What is a "Tool" in Textual Studies?
Prerequisites

In the area of text preparation, we know what a tool is: it is a pen, a pencil, a typewriter, a word processor. The hand, in case of a pencil, or the fingertips, in the case of a word processor, manipulate the tool in order to dip into the stream of the writer's thoughts and to affix them to paper so others can read them. But alas, that is not the whole story of computers and text any more than the Stanley Steamer was the whole story of vehicular locomotion.

In the discussion below we will introduce several electronic tools that were designed to facilitate the study of texts. Our goal is to present information for all sorts of Humanists, literary scholars, philologists, students of particular philosophical traditions, medievalists, and colleagues in other departments who study textual monuments and who have been exposed to micro computers via word processing. We would like to offer very practical pointers for a textual scholars who would presume to use their micro computers for more than manuscript preparation.

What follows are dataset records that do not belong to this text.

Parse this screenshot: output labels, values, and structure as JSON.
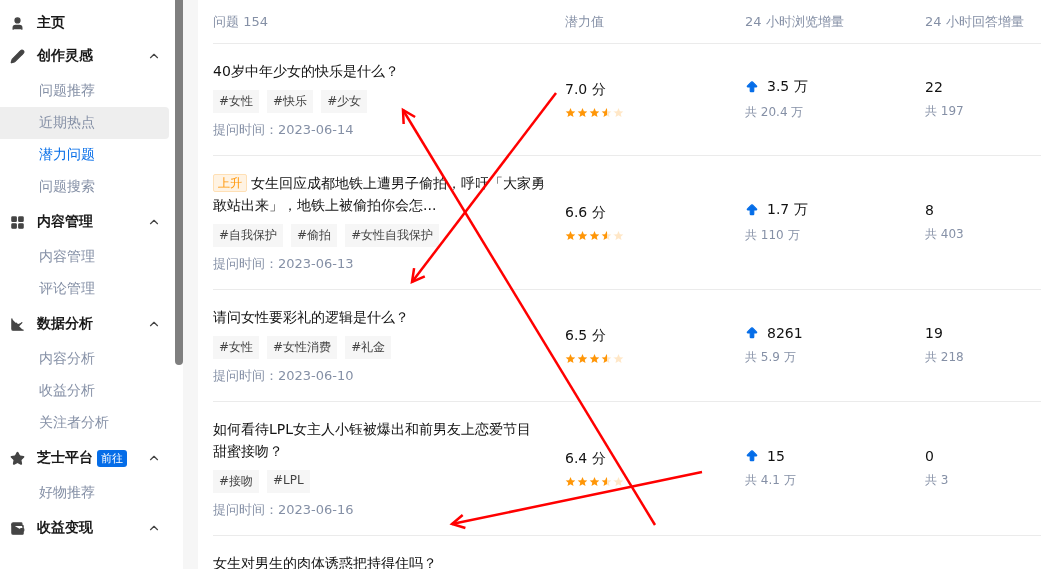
{
  "sidebar": {
    "sections": [
      {
        "label": "主页"
      },
      {
        "label": "创作灵感",
        "expanded": true,
        "children": [
          {
            "label": "问题推荐",
            "selected": false,
            "hovered": false
          },
          {
            "label": "近期热点",
            "selected": false,
            "hovered": true
          },
          {
            "label": "潜力问题",
            "selected": true,
            "hovered": false
          },
          {
            "label": "问题搜索",
            "selected": false,
            "hovered": false
          }
        ]
      },
      {
        "label": "内容管理",
        "expanded": true,
        "children": [
          {
            "label": "内容管理",
            "selected": false,
            "hovered": false
          },
          {
            "label": "评论管理",
            "selected": false,
            "hovered": false
          }
        ]
      },
      {
        "label": "数据分析",
        "expanded": true,
        "children": [
          {
            "label": "内容分析",
            "selected": false,
            "hovered": false
          },
          {
            "label": "收益分析",
            "selected": false,
            "hovered": false
          },
          {
            "label": "关注者分析",
            "selected": false,
            "hovered": false
          }
        ]
      },
      {
        "label": "芝士平台",
        "badge": "前往",
        "expanded": true,
        "children": [
          {
            "label": "好物推荐",
            "selected": false,
            "hovered": false
          }
        ]
      },
      {
        "label": "收益变现",
        "expanded": true
      }
    ]
  },
  "table": {
    "columns": [
      "问题 154",
      "潜力值",
      "24 小时浏览增量",
      "24 小时回答增量"
    ],
    "rows": [
      {
        "title": "40岁中年少女的快乐是什么？",
        "tags": [
          "#女性",
          "#快乐",
          "#少女"
        ],
        "date": "提问时间：2023-06-14",
        "score": "7.0 分",
        "stars": 3.5,
        "views": "3.5 万",
        "views_total": "共 20.4 万",
        "answers": "22",
        "answers_total": "共 197"
      },
      {
        "badge": "上升",
        "title": "女生回应成都地铁上遭男子偷拍，呼吁「大家勇敢站出来」，地铁上被偷拍你会怎...",
        "tags": [
          "#自我保护",
          "#偷拍",
          "#女性自我保护"
        ],
        "date": "提问时间：2023-06-13",
        "score": "6.6 分",
        "stars": 3.5,
        "views": "1.7 万",
        "views_total": "共 110 万",
        "answers": "8",
        "answers_total": "共 403"
      },
      {
        "title": "请问女性要彩礼的逻辑是什么？",
        "tags": [
          "#女性",
          "#女性消费",
          "#礼金"
        ],
        "date": "提问时间：2023-06-10",
        "score": "6.5 分",
        "stars": 3.5,
        "views": "8261",
        "views_total": "共 5.9 万",
        "answers": "19",
        "answers_total": "共 218"
      },
      {
        "title": "如何看待LPL女主人小钰被爆出和前男友上恋爱节目甜蜜接吻？",
        "tags": [
          "#接吻",
          "#LPL"
        ],
        "date": "提问时间：2023-06-16",
        "score": "6.4 分",
        "stars": 3.5,
        "views": "15",
        "views_total": "共 4.1 万",
        "answers": "0",
        "answers_total": "共 3"
      },
      {
        "title": "女生对男生的肉体诱惑把持得住吗？"
      }
    ]
  }
}
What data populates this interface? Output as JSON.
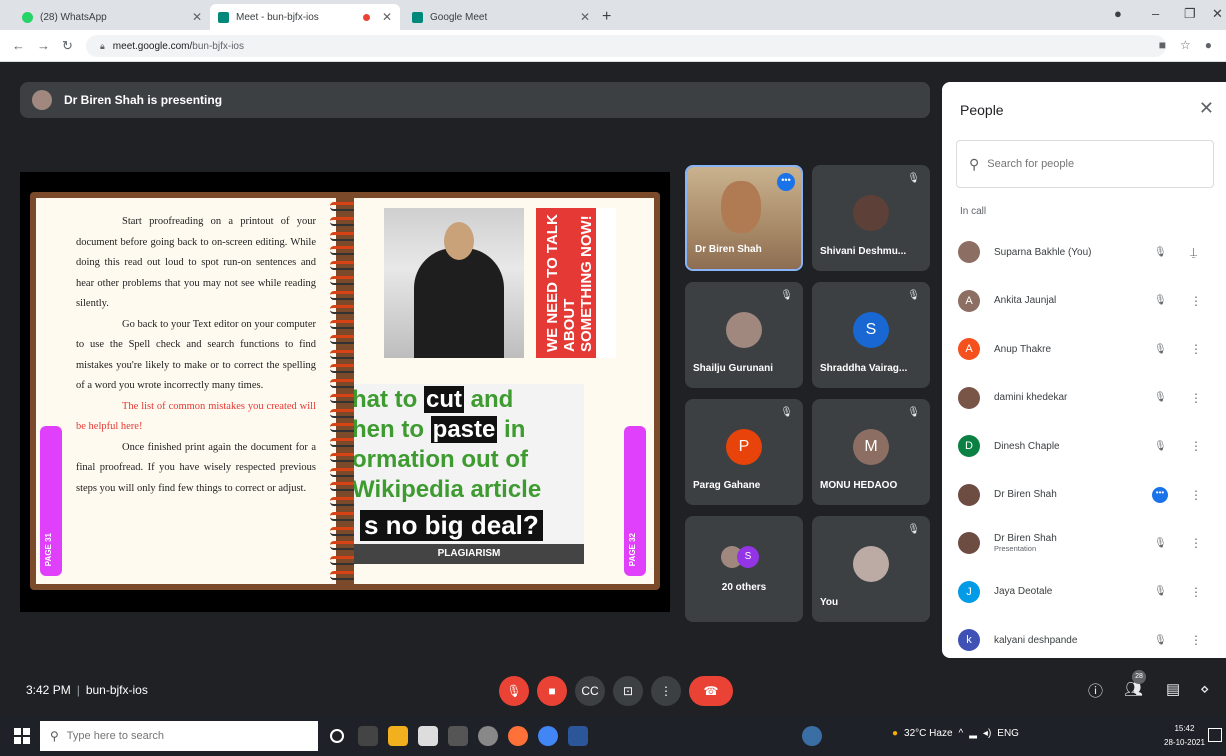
{
  "browser": {
    "tabs": [
      {
        "label": "(28) WhatsApp",
        "favicon_color": "#25d366"
      },
      {
        "label": "Meet - bun-bjfx-ios",
        "favicon_color": "#00897b"
      },
      {
        "label": "Google Meet",
        "favicon_color": "#00897b"
      }
    ],
    "new_tab": "+",
    "url_host": "meet.google.com/",
    "url_path": "bun-bjfx-ios"
  },
  "meet": {
    "presenting_text": "Dr Biren Shah is presenting",
    "slide": {
      "left_page_tab": "PAGE 31",
      "right_page_tab": "PAGE 32",
      "paragraphs": [
        {
          "text": "Start proofreading on a printout of your document before going back to on-screen editing. While doing this read out loud to spot run-on sentences and hear other problems that you may not see while reading silently.",
          "red": false
        },
        {
          "text": "Go back to your Text editor on your computer to use the Spell check and search functions to find mistakes you're likely to make or to correct the spelling of a word you wrote incorrectly many times.",
          "red": false
        },
        {
          "text": "The list of common mistakes you created will be helpful here!",
          "red": true
        },
        {
          "text": "Once finished print again the document for a final proofread. If you have wisely respected previous steps you will only find few things to correct or adjust.",
          "red": false
        }
      ],
      "poster_text": "WE NEED TO TALK ABOUT SOMETHING NOW!",
      "plag_lines": {
        "l1a": "hat to ",
        "l1b": "cut",
        "l1c": " and",
        "l2a": "hen to ",
        "l2b": "paste",
        "l2c": " in",
        "l3": "ormation out of",
        "l4": "Wikipedia article",
        "l5": "s no big deal?"
      },
      "plag_label": "PLAGIARISM"
    },
    "tiles": [
      {
        "name": "Dr Biren Shah"
      },
      {
        "name": "Shivani Deshmu..."
      },
      {
        "name": "Shailju Gurunani"
      },
      {
        "name": "Shraddha Vairag...",
        "initial": "S",
        "color": "#1967d2"
      },
      {
        "name": "Parag Gahane",
        "initial": "P",
        "color": "#e8430a"
      },
      {
        "name": "MONU HEDAOO",
        "initial": "M",
        "color": "#8d6e63"
      },
      {
        "name": "20 others",
        "initial": "S",
        "color": "#9334e6"
      },
      {
        "name": "You"
      }
    ],
    "clock": "3:42 PM",
    "meeting_code": "bun-bjfx-ios",
    "people_count": "28"
  },
  "people": {
    "title": "People",
    "search_placeholder": "Search for people",
    "section": "In call",
    "list": [
      {
        "name": "Suparna Bakhle (You)",
        "sub": "",
        "avatar": "",
        "color": "#8d6e63"
      },
      {
        "name": "Ankita Jaunjal",
        "sub": "",
        "avatar": "A",
        "color": "#8d6e63"
      },
      {
        "name": "Anup Thakre",
        "sub": "",
        "avatar": "A",
        "color": "#f4511e"
      },
      {
        "name": "damini khedekar",
        "sub": "",
        "avatar": "",
        "color": "#795548"
      },
      {
        "name": "Dinesh Chaple",
        "sub": "",
        "avatar": "D",
        "color": "#0b8043"
      },
      {
        "name": "Dr Biren Shah",
        "sub": "",
        "avatar": "",
        "color": "#6d4c41"
      },
      {
        "name": "Dr Biren Shah",
        "sub": "Presentation",
        "avatar": "",
        "color": "#6d4c41"
      },
      {
        "name": "Jaya Deotale",
        "sub": "",
        "avatar": "J",
        "color": "#039be5"
      },
      {
        "name": "kalyani deshpande",
        "sub": "",
        "avatar": "k",
        "color": "#3f51b5"
      }
    ]
  },
  "taskbar": {
    "search_placeholder": "Type here to search",
    "weather": "32°C Haze",
    "lang": "ENG",
    "time": "15:42",
    "date": "28-10-2021"
  }
}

Our chief focus will be the indexing of texts and the retrieving of patterns of words and phrases in the text. These patterns, of course can be displayed in 3-D graphics to give a statistical picture of the text structures. All this sounds, prima facie, like a criminal trespass in the area of computer science and the area of computational linguistics, and not something a respectable textual scholar would do. But here it is: humanities types have learned word processing, have gotten to be very good at word processing, and now they may dare to use their glorified typewriters to do what professional programmers, engineers and linguists have been doing for years.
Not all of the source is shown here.